İnsanlık tarihi boyunca var olan kavimlerin içerisinde, yeryüzünde hakimiyet sağlamak iddiasında bulunan liderler oldu.
M.Ö. 336-323 yılları arasında hüküm süren Makedonya Kralı III. Aleksandros’da bu hayalinin peşinde ömür boyunca savaş meydanlarında çok çetin mücadeleler verdi. Girdiği muharebelerde hiç yenilgi yüzü görmeyen III. Aleksandros’un aslında hepimizin bildiği ismiyle Büyük İskender’in yeryüzü hakimiyeti ile ulaşmak istediği hedef kâinatın toprak sınırlarının tamamının hâkimi olmaktı. Bu idealinin peşinde Antik Yunan bölgesinden sefere çıkarak Anadolu üzerinden Suriye, Mısır, Pers İmparatorluğu, Babil ve Hindistan’ı hakimiyeti altına aldı. 13 yıllık hükümdarlığının on yılını savaşlarda geçirdikten sonra istediği hedefe ulaşamadan 32 yaşında hastalanarak öldü.
Büyük İskender konumuzun örneklerinden sadece bir tanesidir.
Hun imparatoru Atilla, Moğol imparatoru Cengiz Han, Osmanlı imparatoru Fatih Sultan Mehmed, Alman lider Adolf Hitler, Fransız lider Napoleone Bonaparte, Irak Cumhurbaşkanı Saddam Hüseyin…

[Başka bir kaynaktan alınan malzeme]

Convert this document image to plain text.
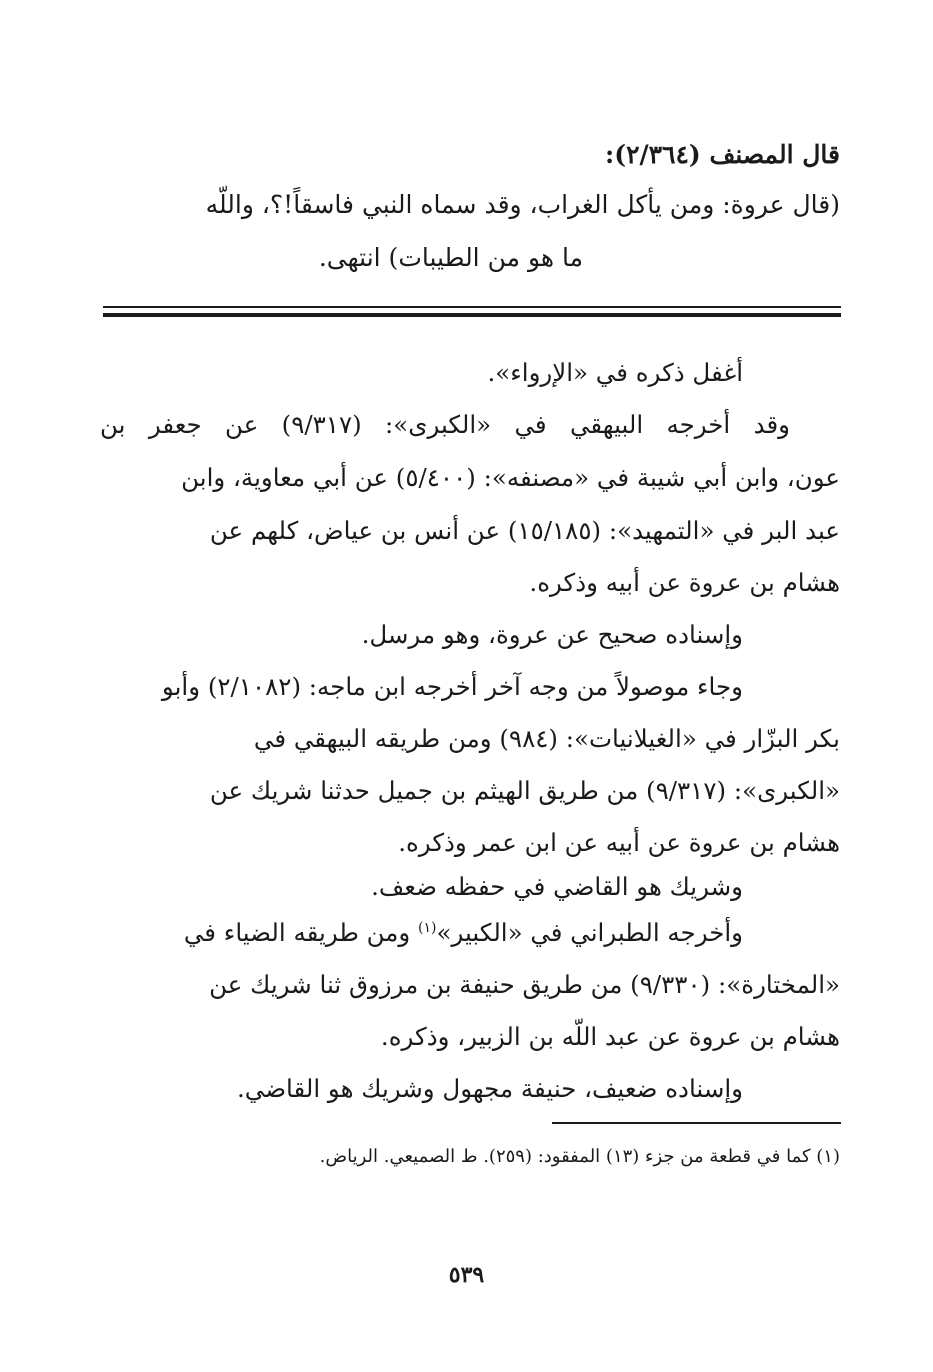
قال المصنف (٢/٣٦٤):
(قال عروة: ومن يأكل الغراب، وقد سماه النبي فاسقاً!؟، واللّه
ما هو من الطيبات) انتهى.
أغفل ذكره في «الإرواء».
وقد أخرجه البيهقي في «الكبرى»: (٩/٣١٧) عن جعفر بن
عون، وابن أبي شيبة في «مصنفه»: (٥/٤٠٠) عن أبي معاوية، وابن
عبد البر في «التمهيد»: (١٥/١٨٥) عن أنس بن عياض، كلهم عن
هشام بن عروة عن أبيه وذكره.
وإسناده صحيح عن عروة، وهو مرسل.
وجاء موصولاً من وجه آخر أخرجه ابن ماجه: (٢/١٠٨٢) وأبو
بكر البزّار في «الغيلانيات»: (٩٨٤) ومن طريقه البيهقي في
«الكبرى»: (٩/٣١٧) من طريق الهيثم بن جميل حدثنا شريك عن
هشام بن عروة عن أبيه عن ابن عمر وذكره.
وشريك هو القاضي في حفظه ضعف.
وأخرجه الطبراني في «الكبير»$^{(١)}$ ومن طريقه الضياء في
«المختارة»: (٩/٣٣٠) من طريق حنيفة بن مرزوق ثنا شريك عن
هشام بن عروة عن عبد اللّه بن الزبير، وذكره.
وإسناده ضعيف، حنيفة مجهول وشريك هو القاضي.
(١) كما في قطعة من جزء (١٣) المفقود: (٢٥٩). ط الصميعي. الرياض.
٥٣٩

Listeye her yüzyıldan, her coğrafyadan, her milletten başlıca liderleri eklemek mümkündür.
Bu liderlerin bazıları hak yolunda yürüyerek, halkına zenginlik, kâinata barış getirdiler. Bazıları ise batıl yolu tercih ederek halkına ve kâinata zulmü reva gördüler.
Bu hususta bizim için mühim olan hak ve batıl çizgisini ayırabilecek irfana sahip olmaktır.
Yeryüzüne hâkim olma iddiasını batıl çizgisinde sürdürenlerin, zulmedenlerin, insanlığın maddi, manevi, dini, kültürel ve sosyal değerlerini yok edenlerin sonu hüsrandır.
Yunus Emre’nin; “Zulüm ile abad olanın akibeti berbat olur” sözleri bu durumu desteklemektedir.
Günümüz İsrail devletinin Filistinli kardeşlerimiz başta olmak üzere bütün Ortadoğu coğrafyasını atmak istediği ateşin kendilerini yakacağını, akıbetlerinin berbat olacağını, nice Selahaddin Eyyubi’lerin daha çıkarak tarihin tekerrür edeceğini biliyoruz.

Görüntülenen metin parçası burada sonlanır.